1 shared K/V head for all query heads. Maximum memory savings, some quality degradation. Used by early Falcon, PaLM.

RoPE — Rotary Position Embeddings

Llama uses RoPE (Rotary Position Embeddings) instead of the absolute learned positional embeddings used by GPT-1/2/3. RoPE encodes position by rotating the query and key vectors in the complex plane by an angle proportional to the token's position index.

The key advantage: the dot product of two RoPE-rotated vectors naturally encodes their relative position — the farther apart two tokens are, the more their rotated Q/K vectors diverge. This makes RoPE a form of relative positional encoding, which generalizes better to sequence lengths longer than those seen during training (with appropriate scaling adjustments like YaRN or RoPE frequency scaling).

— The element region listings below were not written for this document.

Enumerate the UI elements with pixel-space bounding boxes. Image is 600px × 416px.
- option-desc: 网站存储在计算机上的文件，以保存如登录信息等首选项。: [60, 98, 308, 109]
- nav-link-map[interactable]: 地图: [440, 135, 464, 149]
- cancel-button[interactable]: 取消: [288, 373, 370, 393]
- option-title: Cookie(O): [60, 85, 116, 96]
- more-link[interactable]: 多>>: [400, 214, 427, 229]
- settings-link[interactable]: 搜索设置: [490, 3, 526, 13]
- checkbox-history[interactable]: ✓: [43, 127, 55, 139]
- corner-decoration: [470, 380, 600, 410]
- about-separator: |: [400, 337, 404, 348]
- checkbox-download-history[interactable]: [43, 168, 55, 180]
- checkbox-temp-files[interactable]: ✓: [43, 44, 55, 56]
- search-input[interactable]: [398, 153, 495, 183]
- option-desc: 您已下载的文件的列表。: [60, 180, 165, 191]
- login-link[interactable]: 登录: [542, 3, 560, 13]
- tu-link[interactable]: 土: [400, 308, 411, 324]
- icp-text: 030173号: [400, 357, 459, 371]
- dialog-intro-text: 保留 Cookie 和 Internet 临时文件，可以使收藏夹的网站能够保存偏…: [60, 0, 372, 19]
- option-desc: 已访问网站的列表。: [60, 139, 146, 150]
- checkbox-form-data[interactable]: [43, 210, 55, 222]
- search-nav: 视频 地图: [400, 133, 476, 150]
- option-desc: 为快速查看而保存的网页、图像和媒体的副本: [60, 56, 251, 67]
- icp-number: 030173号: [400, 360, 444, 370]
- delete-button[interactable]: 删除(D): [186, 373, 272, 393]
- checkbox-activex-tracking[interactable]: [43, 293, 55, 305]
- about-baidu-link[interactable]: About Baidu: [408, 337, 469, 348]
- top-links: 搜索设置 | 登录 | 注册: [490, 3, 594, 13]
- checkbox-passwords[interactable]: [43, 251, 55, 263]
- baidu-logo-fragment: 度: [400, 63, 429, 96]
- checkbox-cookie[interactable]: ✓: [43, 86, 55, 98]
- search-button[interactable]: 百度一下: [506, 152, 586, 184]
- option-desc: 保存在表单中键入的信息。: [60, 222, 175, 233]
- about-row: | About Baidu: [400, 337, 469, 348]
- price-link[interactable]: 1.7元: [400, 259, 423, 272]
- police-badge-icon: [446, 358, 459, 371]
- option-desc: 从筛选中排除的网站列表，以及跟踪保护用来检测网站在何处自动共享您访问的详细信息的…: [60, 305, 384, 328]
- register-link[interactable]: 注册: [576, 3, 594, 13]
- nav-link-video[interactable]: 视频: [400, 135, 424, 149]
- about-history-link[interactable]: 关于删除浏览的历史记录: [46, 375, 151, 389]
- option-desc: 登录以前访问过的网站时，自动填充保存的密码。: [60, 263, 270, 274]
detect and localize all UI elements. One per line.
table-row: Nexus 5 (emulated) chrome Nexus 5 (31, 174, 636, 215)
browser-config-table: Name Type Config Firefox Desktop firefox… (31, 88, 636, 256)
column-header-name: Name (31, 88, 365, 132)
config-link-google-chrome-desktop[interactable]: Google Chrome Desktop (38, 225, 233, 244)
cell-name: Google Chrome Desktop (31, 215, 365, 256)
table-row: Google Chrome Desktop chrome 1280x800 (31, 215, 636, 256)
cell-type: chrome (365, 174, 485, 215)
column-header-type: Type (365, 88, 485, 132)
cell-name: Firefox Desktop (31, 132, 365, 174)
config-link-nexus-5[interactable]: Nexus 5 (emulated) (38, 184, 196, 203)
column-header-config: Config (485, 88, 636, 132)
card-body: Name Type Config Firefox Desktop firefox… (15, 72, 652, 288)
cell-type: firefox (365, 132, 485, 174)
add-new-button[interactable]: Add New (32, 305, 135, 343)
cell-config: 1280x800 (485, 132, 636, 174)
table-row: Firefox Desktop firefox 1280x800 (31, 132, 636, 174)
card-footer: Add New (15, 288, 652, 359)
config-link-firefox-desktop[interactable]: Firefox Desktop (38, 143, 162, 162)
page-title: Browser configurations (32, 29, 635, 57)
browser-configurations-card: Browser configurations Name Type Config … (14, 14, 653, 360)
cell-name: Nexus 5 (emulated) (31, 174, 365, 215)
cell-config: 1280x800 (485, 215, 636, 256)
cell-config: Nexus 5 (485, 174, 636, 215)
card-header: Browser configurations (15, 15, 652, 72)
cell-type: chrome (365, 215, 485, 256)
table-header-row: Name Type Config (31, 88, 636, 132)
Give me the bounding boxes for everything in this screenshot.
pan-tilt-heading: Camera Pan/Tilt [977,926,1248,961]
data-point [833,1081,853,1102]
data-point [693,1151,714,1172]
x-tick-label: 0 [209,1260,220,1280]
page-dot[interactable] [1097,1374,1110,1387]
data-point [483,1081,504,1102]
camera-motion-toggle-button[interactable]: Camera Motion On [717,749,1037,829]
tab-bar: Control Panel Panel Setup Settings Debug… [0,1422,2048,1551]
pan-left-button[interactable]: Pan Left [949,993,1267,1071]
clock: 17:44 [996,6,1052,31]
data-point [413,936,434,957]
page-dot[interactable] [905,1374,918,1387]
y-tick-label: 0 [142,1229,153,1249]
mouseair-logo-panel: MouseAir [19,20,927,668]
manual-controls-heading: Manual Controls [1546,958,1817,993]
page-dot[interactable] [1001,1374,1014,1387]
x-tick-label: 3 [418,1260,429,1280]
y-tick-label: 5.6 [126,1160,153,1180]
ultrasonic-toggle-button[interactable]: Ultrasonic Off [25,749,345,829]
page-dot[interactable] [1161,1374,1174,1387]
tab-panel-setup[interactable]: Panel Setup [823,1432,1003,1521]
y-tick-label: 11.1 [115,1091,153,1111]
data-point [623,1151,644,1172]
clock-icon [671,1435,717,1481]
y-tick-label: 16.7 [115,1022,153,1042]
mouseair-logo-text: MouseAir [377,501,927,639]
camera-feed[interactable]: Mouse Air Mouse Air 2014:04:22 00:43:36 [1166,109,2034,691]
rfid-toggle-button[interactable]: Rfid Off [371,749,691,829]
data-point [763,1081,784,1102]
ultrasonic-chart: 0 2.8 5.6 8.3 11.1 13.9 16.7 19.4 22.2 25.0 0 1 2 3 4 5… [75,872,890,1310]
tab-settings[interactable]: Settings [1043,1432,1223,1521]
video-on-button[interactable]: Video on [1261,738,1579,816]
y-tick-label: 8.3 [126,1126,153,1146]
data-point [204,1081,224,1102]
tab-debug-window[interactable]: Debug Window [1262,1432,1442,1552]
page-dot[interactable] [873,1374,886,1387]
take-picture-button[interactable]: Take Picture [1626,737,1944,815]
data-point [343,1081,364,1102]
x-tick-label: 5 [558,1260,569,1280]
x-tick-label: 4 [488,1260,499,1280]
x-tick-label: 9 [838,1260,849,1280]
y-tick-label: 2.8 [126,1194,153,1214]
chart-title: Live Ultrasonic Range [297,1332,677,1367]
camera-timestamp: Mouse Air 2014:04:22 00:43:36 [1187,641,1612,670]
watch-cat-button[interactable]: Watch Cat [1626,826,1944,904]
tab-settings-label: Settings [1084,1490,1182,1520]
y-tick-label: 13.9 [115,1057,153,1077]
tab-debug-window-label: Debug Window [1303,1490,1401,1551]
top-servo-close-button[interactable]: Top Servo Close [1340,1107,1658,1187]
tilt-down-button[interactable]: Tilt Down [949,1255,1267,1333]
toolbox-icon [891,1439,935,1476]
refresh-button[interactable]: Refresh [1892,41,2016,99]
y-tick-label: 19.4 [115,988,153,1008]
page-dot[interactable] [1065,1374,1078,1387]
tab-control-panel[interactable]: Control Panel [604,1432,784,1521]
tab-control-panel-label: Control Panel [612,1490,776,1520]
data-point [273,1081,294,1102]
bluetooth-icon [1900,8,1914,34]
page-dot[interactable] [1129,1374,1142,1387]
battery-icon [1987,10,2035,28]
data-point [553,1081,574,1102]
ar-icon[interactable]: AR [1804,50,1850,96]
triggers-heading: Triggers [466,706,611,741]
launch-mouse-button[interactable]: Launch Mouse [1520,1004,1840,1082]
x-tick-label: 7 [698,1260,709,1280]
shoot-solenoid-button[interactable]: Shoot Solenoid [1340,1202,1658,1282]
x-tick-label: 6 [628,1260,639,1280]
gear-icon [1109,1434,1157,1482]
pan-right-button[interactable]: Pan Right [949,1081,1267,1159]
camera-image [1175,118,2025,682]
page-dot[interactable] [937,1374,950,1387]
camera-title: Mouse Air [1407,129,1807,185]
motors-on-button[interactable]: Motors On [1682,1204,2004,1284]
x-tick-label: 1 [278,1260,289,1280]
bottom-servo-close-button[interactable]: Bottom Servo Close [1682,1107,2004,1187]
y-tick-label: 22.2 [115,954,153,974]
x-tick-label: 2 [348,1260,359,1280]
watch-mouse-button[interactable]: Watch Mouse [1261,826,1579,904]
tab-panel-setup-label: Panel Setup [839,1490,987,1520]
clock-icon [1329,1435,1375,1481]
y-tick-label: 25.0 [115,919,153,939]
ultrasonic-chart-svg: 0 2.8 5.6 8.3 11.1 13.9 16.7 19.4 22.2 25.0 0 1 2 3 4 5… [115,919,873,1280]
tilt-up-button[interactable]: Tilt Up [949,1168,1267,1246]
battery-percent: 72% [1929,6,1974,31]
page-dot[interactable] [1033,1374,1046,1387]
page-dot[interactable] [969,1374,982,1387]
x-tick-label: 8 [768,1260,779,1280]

Virtually every open-weight model released in 2024–2025 uses RoPE: Llama, Mistral, Qwen, Gemma, DeepSeek, Phi. It has become the de facto standard for transformer language models.

Llama 3.1, 3.2, 3.3 — Multimodal and Edge Variants

Llama 3.1 (2024)

Extended context to 128K tokens across 8B, 70B, and 405B. Added tool use (function calling). The 405B model became a genuine frontier-class open model, competitive with GPT-4 on many benchmarks.

Llama 3.2 (2024)

Added vision (multimodal) variants at 11B and 90B. Added 1B and 3B edge variants designed for on-device deployment — efficient enough to run on mobile chips without quantization for many tasks.

Llama 3.3 (2024)

70B-only release with improved instruction tuning and tool-use. Achieved performance comparable to Llama 3.1 405B on most benchmarks at a fraction of the inference cost — a compelling cost-quality trade-off for production use.

Checklist: Do You Understand This?

  • What is Chinchilla-optimal training, and how does it differ from the approach GPT-3 took?
  • Why did Llama's open-weight release matter for the broader AI ecosystem?
  • What is Grouped Query Attention (GQA), and how does it reduce KV cache memory requirements?
  • Explain the difference between MHA, GQA, and MQA in terms of the number of K/V heads per query head group.
  • Why does RoPE generalize better to longer contexts than learned absolute positional embeddings?
  • What changed between Llama 2 and Llama 3 in vocabulary size, and why does vocabulary size affect model efficiency?
  • What capabilities did Llama 3.2 add that earlier Llama models lacked?